9 aprile 2017
Il primo tizio arriva ad Helsinki in nave, nascosto dentro un carico di carbone, per i primi dieci minuti del film va in giro tutto nero come nei cartoni animati. Scappa da Aleppo, vorrebbe asilo politico, finisce in un centro di accoglienza. La sua storia non fa ridere.
Il secondo tizio vive nella stessa città e si è stancato, di vendere camicie, della moglie e della vita che ha sempre fatto.
Molla tutto, fa su gli stracci e si adopera per aprire un ristorante. La sua storia fa molto ridere.
Ovvio che i due tizi incroceranno le strade, e che il dramma e la commedia tenderanno a mischiarsi, pur non arrivando mai all’inversione dei registri.
Aki Kaurismäki è sempre lui, con un ritmo tutto suo muove personaggi imperturbabili all’interno di ambienti fortemente caratterizzanti. Le scenografie ed i tagli di luce suggeriscono quello che al volto degli attori è proibito dire.
La sciatteria di tante location specchia la società che si lascia vivere addosso senza curarsi di correggere le proprie storture. Personaggi più poveri – per carattere o per temporaneo stato d’animo – si arrangiano con arredi spogli, sedute scomode, soprammobili improbabili. Chi invece porta dentro di sé una luce o una forza, può fregiarsi di accessori più eleganti e inquadrature più curate, cesellate come quadri di Hopper, al cui spirito di sospensione il regista guarda con attenzione.

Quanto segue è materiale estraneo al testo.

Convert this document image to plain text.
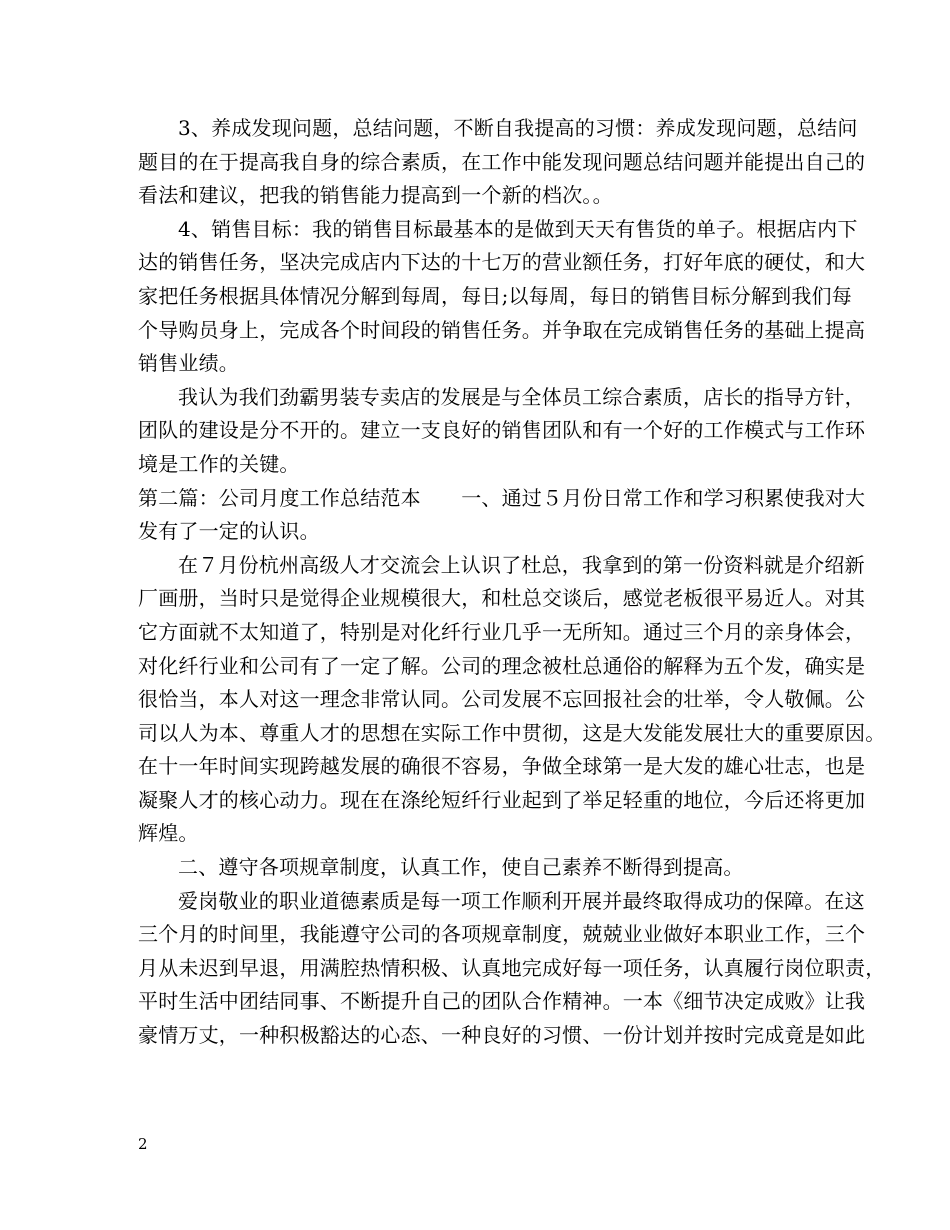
3、养成发现问题，总结问题，不断自我提高的习惯：养成发现问题，总结问
题目的在于提高我自身的综合素质，在工作中能发现问题总结问题并能提出自己的
看法和建议，把我的销售能力提高到一个新的档次。。
4、销售目标：我的销售目标最基本的是做到天天有售货的单子。根据店内下
达的销售任务，坚决完成店内下达的十七万的营业额任务，打好年底的硬仗，和大
家把任务根据具体情况分解到每周，每日;以每周，每日的销售目标分解到我们每
个导购员身上，完成各个时间段的销售任务。并争取在完成销售任务的基础上提高
销售业绩。
我认为我们劲霸男装专卖店的发展是与全体员工综合素质，店长的指导方针，
团队的建设是分不开的。建立一支良好的销售团队和有一个好的工作模式与工作环
境是工作的关键。
第二篇：公司月度工作总结范本　　一、通过５月份日常工作和学习积累使我对大
发有了一定的认识。
在７月份杭州高级人才交流会上认识了杜总，我拿到的第一份资料就是介绍新
厂画册，当时只是觉得企业规模很大，和杜总交谈后，感觉老板很平易近人。对其
它方面就不太知道了，特别是对化纤行业几乎一无所知。通过三个月的亲身体会，
对化纤行业和公司有了一定了解。公司的理念被杜总通俗的解释为五个发，确实是
很恰当，本人对这一理念非常认同。公司发展不忘回报社会的壮举，令人敬佩。公
司以人为本、尊重人才的思想在实际工作中贯彻，这是大发能发展壮大的重要原因。
在十一年时间实现跨越发展的确很不容易，争做全球第一是大发的雄心壮志，也是
凝聚人才的核心动力。现在在涤纶短纤行业起到了举足轻重的地位，今后还将更加
辉煌。
二、遵守各项规章制度，认真工作，使自己素养不断得到提高。
爱岗敬业的职业道德素质是每一项工作顺利开展并最终取得成功的保障。在这
三个月的时间里，我能遵守公司的各项规章制度，兢兢业业做好本职业工作，三个
月从未迟到早退，用满腔热情积极、认真地完成好每一项任务，认真履行岗位职责，
平时生活中团结同事、不断提升自己的团队合作精神。一本《细节决定成败》让我
豪情万丈，一种积极豁达的心态、一种良好的习惯、一份计划并按时完成竟是如此
2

La versione doppiata presenta diverse parti recitate in inglese con sottotitoli in italiano. In pratica è doppiata la lingua locale, mentre – secondo le indicazioni del regista – è rimarcata la presenza dell’inglese come lingua franca. Questo accorgimento torna utile nell’evidenziare la lingua biforcuta delle istituzioni europee rispetto a quella più rude ma diretta del “paese reale” che fa i conti ogni giorno con i frutti di regolamenti arruffati e distratti.
Il rifugiato racconta attraverso un interprete la sua storia ad un funzionario, e con questo gioco della traduzione il regista costringe lo spettatore ad ascoltare le stesse cose due volte, parola per parola; ripetendo l’effetto dei telegiornali che da anni, ogni giorno, raccontano le stesse storie di fuga, paura, distruzione e speranza, senza per altro riuscire a scalfire più di tanto la nostra coscienza.
Con lo stesso sarcasmo Kaurismäki infila il parallelo tra le dichiarazioni ufficiali di circostanza e gli effettivi provvedimenti che (non) vengono presi.
Ma al di là di certe amarezze, il titolo del film è “L’altro Volto della Speranza” e si tratta sostanzialmente di una commedia, certo con dei tempi ed un aspetto particolari, ma capace di far davvero ridere sia con ammiccamenti tra le righe, sia attraverso vere e proprie gag giocate sulle situazioni e sui dialoghi che si fanno improvvisamente brillanti.